Bakan Kurum: Elazığ’da Devletimiz Vatandaşlarımızın Yaralarını Sarmak İçin Seferber Oldu

Çevre, Şehircilik ve İklim Değişikliği Bakanı Murat Kurum, Bakanlığın TBMM Plan Bütçe Komisyonu 2022 Yılı Bütçe Görüşmesi sonrası milletvekillerinin sorularını yanıtladı. Bakan kurum yaptığı konuşmada Elazığ’da yaşanan depreme de değinerek, “Elazığ’da Devletimiz tüm kurumlarıyla vatandaşlarımızın yaralarını sarmak için seferber oldu. Gelseydiniz görürdünüz. Gerçi bazıları geldi, baktı ama göremedi” dedi.

Bakan Kurum: Elazığ’da Devletimiz Vatandaşlarımızın Yaralarını Sarmak İçin Seferber Oldu

Çevre, Şehircilik ve İklim Değişikliği Bakanlığının 2022 Yılı Bütçe Görüşmesi, TBMM Plan Bütçe Komisyonu’nda yapıldı. Cevdet Yılmaz başkanlığında toplanan komisyona Bakanlığın 2021 yılı faaliyetlerini ve 2022 yılı bütçe teklifini sunan Çevre, Şehircilik ve İklim Değişikliği Bakanı Murat Kurum, kapanış konuşmasında CHP’li ve HDP’li komisyon üyesi milletvekillerinin iddialarına yanıt verdi.

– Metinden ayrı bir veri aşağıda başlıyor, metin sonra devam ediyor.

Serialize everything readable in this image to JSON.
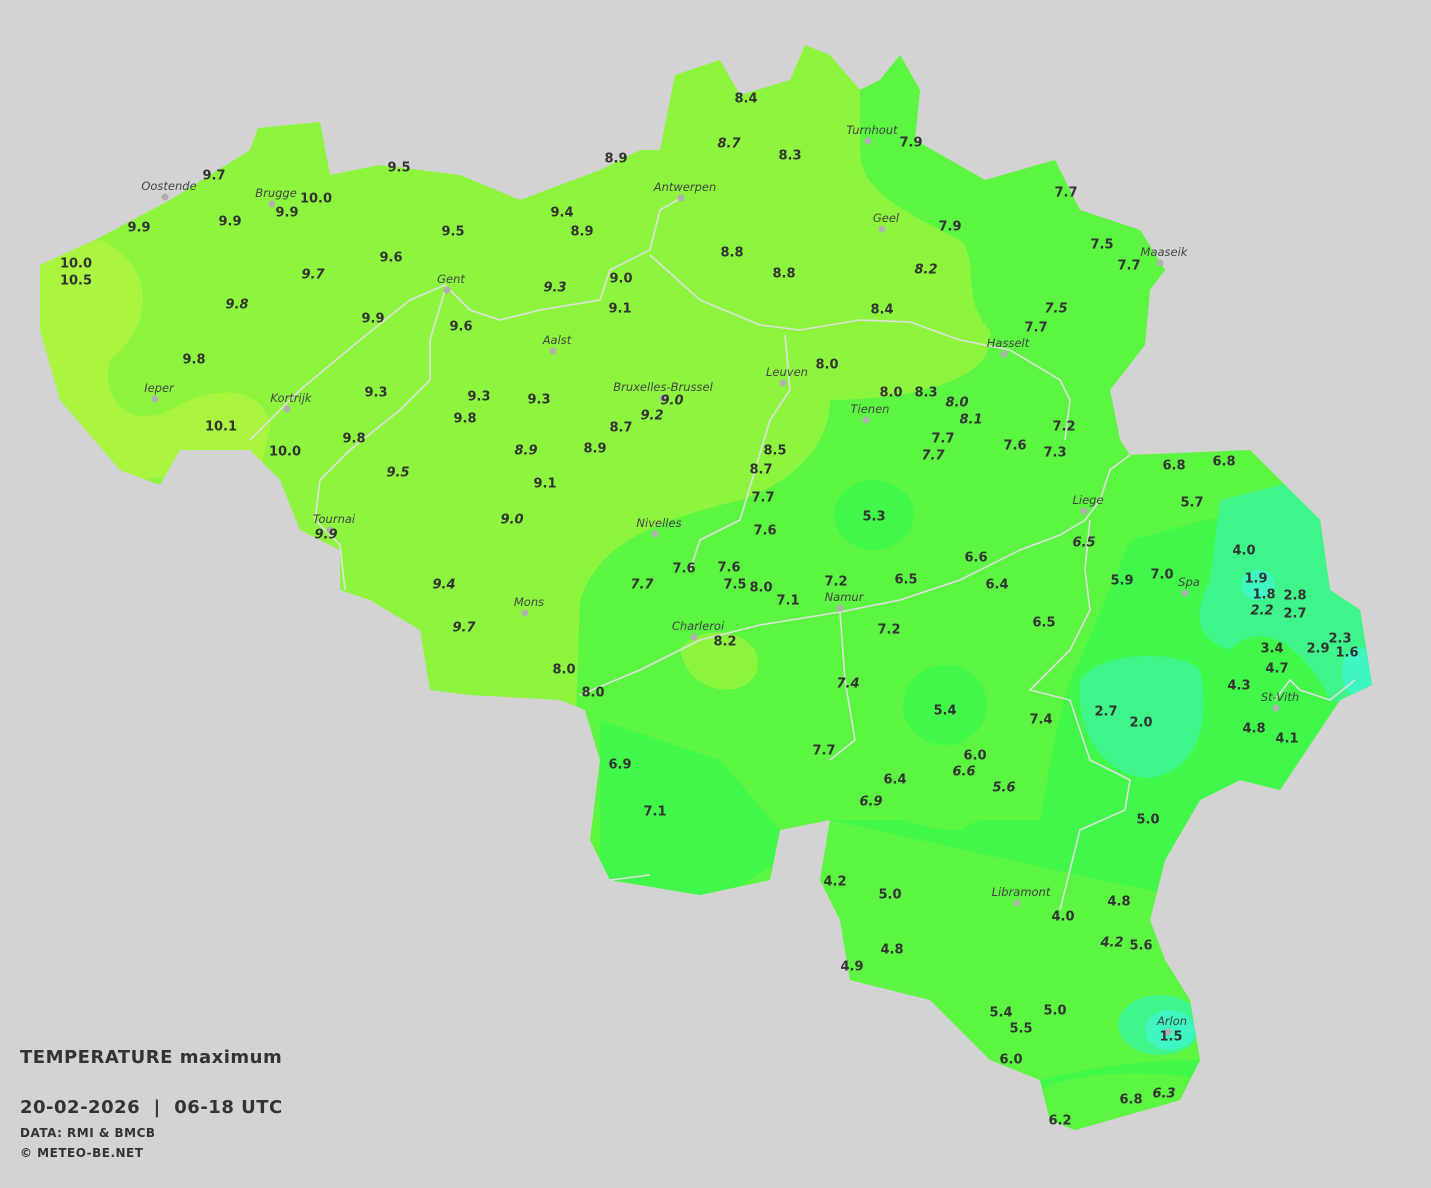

KURUM: ELAZIĞ’DA DEPREMDE ENKAZ ALANLARINDA SABAHLADIK

Bakan Murat Kurum, “İzmir’de bir deprem oldu. Hepimiz İzmir’e koştuk. Güzel İzmir’imizde vatandaşlarımızın yaralarını sarmak için devletin tüm kurumlarıyla seferber olduk. Depremin merkezi Bayraklı’da gitmediğimiz sokak, ziyaret etmediğimiz ev kalmadı. Sadece İzmir’de değil. Elazığ’da, Malatya’da, Giresun’da, Rize’de, Antalya’da, Muğla’da, Kastamonu’da, ülkemizin neresinde bir afet olduysa orada olduk. Devletimiz tüm kurumlarıyla vatandaşlarımızın yaralarını sarmak için seferber oldu. Gelseydiniz görürdünüz. Gerçi bazıları geldi, baktı ama göremedi. Duydu ama algılayamadı. Türkiye’nin her yerinde, ateş düşmüş ocakta biz olduk. Yangında su olduk, ateşin üstüne aktık. Depremde enkaz alanlarında sabahladık. Şuna çok dikkat ettik: ‘Acı üzerinden siyaset yapmayalım. Bir olalım. Beraber olalım’ dedik. Ama biz ortak acılar üzerinden siyaset yapmaktan, polemik üretmekten kaçtıkça siz bu konuları siyasi hesaplarla istismar ettiniz. Orada çalışanlara, emek verenlere bakınca bir an için bile yüzünüz kızarmıyor mu? Haksızlık ediyorsunuz, iftira atıyorsunuz. İzmir’de ortada mağduriyet adına herhangi bir durum yoktur. İnşallah 26 Kasım’da Cumhurbaşkanımızın teşrifleriyle de İzmir’de ilk konutlarımızın teslimini yapacağız. Sizin 25 yılda yapamadığınızı yine biz yapacağız. İzmir’de vatandaşlarımız evlerini 2 yıl geri ödemesiz, 18 yıla yayılan taksitlerle, sıfır faizle alıyorlar. Kira öder gibi taksitlerini ödeyerek alıyorlar. Bunu biliyorsunuz. Ama işinize gelmediği için söylemiyorsunuz” dedi.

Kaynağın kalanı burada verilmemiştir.